Case ID: bta_13/html/0749-01.html
Source: Caselaw Access Project
Author: {"author": "Love:", "license": "Public Domain", "url": "https://static.case.law/"}
Date Created: 2024-08-24T03:29:51.129683

Western Valve Bag Co., Petitioner, v. Commissioner of Internal Revenue, Respondent.
    Docket Nos. 9580, 11612, 13062.
    Promulgated October 3, 1928.
    
      Herman A. Fisher, Esq., for the petitioner.
    
      James A. O'Gallaghm., Esq., for the respondent.
   OPINION.

Love:

Section 326 (a) (4) (c) of the Revenue Acts of 1918 and 1921, provides that intangible property bona fide paid in for stock or shares prior to March 3, 1917, may be included in invested capital in an amount not exceeding in the aggregate 25 per centum of the par value of the total stock or shares of the corporation outstanding on March 3, 1917, if such amount be lower than the actual cash value of the property at the time paid in or the par value of the stock or shares issued therefor. In the instant case, this provision operates to exclude from petitioner’s invested capital an amount claimed to represent the actual cash value of the intangible property paid in and, on this ground, petitioner contends that the condition precedent to special assessment under section 327 (d) has been fulfilled.

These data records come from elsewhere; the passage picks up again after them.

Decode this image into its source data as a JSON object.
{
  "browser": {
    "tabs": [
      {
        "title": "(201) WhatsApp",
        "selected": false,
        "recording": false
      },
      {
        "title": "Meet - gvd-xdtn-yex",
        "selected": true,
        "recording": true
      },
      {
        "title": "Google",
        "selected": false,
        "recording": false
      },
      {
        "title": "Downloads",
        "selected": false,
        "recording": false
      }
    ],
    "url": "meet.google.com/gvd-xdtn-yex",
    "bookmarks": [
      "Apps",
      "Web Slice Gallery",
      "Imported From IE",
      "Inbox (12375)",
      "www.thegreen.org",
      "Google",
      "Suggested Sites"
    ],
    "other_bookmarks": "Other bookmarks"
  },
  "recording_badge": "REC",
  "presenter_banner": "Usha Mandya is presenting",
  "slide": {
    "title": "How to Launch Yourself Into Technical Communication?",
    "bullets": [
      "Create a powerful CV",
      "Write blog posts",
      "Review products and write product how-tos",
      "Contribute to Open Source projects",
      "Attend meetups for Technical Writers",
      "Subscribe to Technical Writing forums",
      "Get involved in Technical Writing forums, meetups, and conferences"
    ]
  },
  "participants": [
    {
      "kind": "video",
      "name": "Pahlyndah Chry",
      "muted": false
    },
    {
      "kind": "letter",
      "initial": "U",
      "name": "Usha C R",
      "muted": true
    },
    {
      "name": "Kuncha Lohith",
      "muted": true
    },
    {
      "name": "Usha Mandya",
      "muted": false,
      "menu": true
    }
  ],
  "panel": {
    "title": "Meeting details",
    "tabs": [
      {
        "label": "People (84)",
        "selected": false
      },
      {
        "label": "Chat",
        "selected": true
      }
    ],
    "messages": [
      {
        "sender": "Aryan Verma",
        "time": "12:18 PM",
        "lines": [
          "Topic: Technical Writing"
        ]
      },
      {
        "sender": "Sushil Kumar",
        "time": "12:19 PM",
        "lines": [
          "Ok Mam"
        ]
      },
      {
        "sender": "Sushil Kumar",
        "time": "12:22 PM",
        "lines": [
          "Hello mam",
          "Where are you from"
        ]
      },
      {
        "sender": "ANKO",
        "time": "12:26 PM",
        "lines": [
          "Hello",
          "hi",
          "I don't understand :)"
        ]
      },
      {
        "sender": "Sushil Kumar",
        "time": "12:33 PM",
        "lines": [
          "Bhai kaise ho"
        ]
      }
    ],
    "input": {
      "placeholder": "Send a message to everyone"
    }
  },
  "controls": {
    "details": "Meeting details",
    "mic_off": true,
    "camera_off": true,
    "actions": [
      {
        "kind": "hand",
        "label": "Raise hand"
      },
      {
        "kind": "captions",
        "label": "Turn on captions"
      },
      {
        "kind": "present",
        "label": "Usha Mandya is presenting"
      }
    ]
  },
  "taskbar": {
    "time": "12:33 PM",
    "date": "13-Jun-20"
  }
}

Petitioner contends that, by reason of the fact that of the property paid in for stock, both tangible and intangible, section 326 (a) (4) (c) of the Revenue Act of 1918, precludes the inclusion of one-half thereof in invested capital, and that by reason of that situation, particularly in view of the fact that the intangible asset was the principal revenue-produc'.ng asset, brings about an abnormal situation entitling it to special assessment.

That contention does not seem persuasive or sound. The corporation was organized in 1905 and 75 per cent of the stock issued for the intangible assets. There is nothing in the record that tends to prove the cash market value of those assets at the time they were paid in for stock. It is true that in subsequent years large profits accrued to petitioner, but a high rate of profit per se does not justify special assessment (section 327).

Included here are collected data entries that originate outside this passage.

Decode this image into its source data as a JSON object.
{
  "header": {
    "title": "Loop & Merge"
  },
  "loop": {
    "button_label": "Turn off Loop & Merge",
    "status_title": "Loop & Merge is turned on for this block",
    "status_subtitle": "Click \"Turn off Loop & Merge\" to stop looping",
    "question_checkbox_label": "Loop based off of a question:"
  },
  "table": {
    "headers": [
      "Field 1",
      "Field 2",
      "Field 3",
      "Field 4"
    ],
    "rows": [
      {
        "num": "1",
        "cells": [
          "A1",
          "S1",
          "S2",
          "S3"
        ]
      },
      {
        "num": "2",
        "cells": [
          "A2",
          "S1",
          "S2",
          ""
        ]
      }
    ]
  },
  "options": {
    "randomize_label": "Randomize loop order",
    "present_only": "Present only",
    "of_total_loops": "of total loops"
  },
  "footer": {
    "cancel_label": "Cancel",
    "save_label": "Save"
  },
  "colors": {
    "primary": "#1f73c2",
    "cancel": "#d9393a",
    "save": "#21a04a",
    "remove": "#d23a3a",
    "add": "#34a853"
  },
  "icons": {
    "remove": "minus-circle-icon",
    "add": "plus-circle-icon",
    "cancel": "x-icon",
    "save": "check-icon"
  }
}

In view of the facts in this case we approve the action of the Commissioner on this issue.

The second contention of the petitioner is that the Commissioner erred in disallowing a deduction for each of the years 1918 to 1921, inclusive, claimed to represent an allowance to cover exhaustion of the contract of November 5, 1907, under which it exercises certain privileges with respect to the Bates patents. The Bates Valve Bag Co. and A. M. Bates had built up a patent situation which actually gave it a monopoly in its field and which it intended, if possible, indefinitely to maintain. The contract between petitioner and Bates Valve Bag Co. and A. M. Bates embraced as its subject matter not only privileges as to existing applications and patents but also those which might in the future become the property of the Bates Valve Bag Co. as a part of its endeavor to maintain its monopoly.

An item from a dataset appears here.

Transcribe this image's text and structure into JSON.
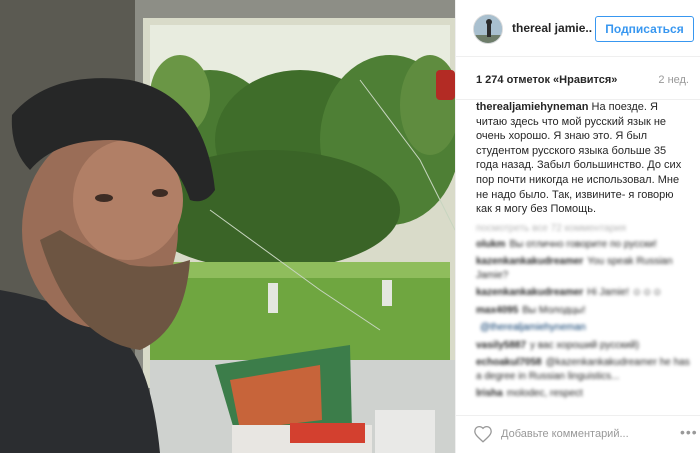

On cross-examination, Austin Cole, president of the petitioner, testified as follows:

Q. Was there any limitation or period of time during which you were granted this right under the contract with the Bates Company?
A. No, sir. The contract shows that; that it was—
Q. Indefinite?
A. It was indefinite, in that we were to profit hy anything new that came out, all along the line.
Q. You mean new improvements?
A. New improvements, yes.
Q. In the patents or rights which you had then acquired?
A. Yes, sir.

For the purpose of returning to petitioner the March 1, 1913, value or cost of property if acquired subsequent to that date, if used in trade or business, at the end of its useful life, the statute permits an annual deduction for exhaustion. Before such an allowance can be made, however, the period of duration of the useful life of the property and its cost or March 1,1913, value must be known. The evidence of record on this issue establishes the fact that there was no limitation on the life of the contract of November 5, 1907, or of the assets acquired thereunder, and hence no basis is afforded for the computation of an allowance for exhaustion. Under this view of the case, it becomes unnecessary to determine the March 1, 1913, value of the contract on which an exhaustion allowance, was sought. We therefore conclude that the Commissioner did not err in his determination on this issue.

The third issue relates to the imposition by the Commissioner of a penalty for the year 1918 for negligence of the petitioner in understating the amount of its tax. This determination of the Commissioner casts upon the petitioner the burden of proof. Inasmuch as the record contains no evidence whatever tending to show that the petitioner used due care in stating its tax liability for the year 1918, there is no basis on which the Board can reach a conclusion that the action of the Commissioner was erroneous. His determination is therefore sustained.

Reviewed by the Board.

Judgment will be entered for the respondent.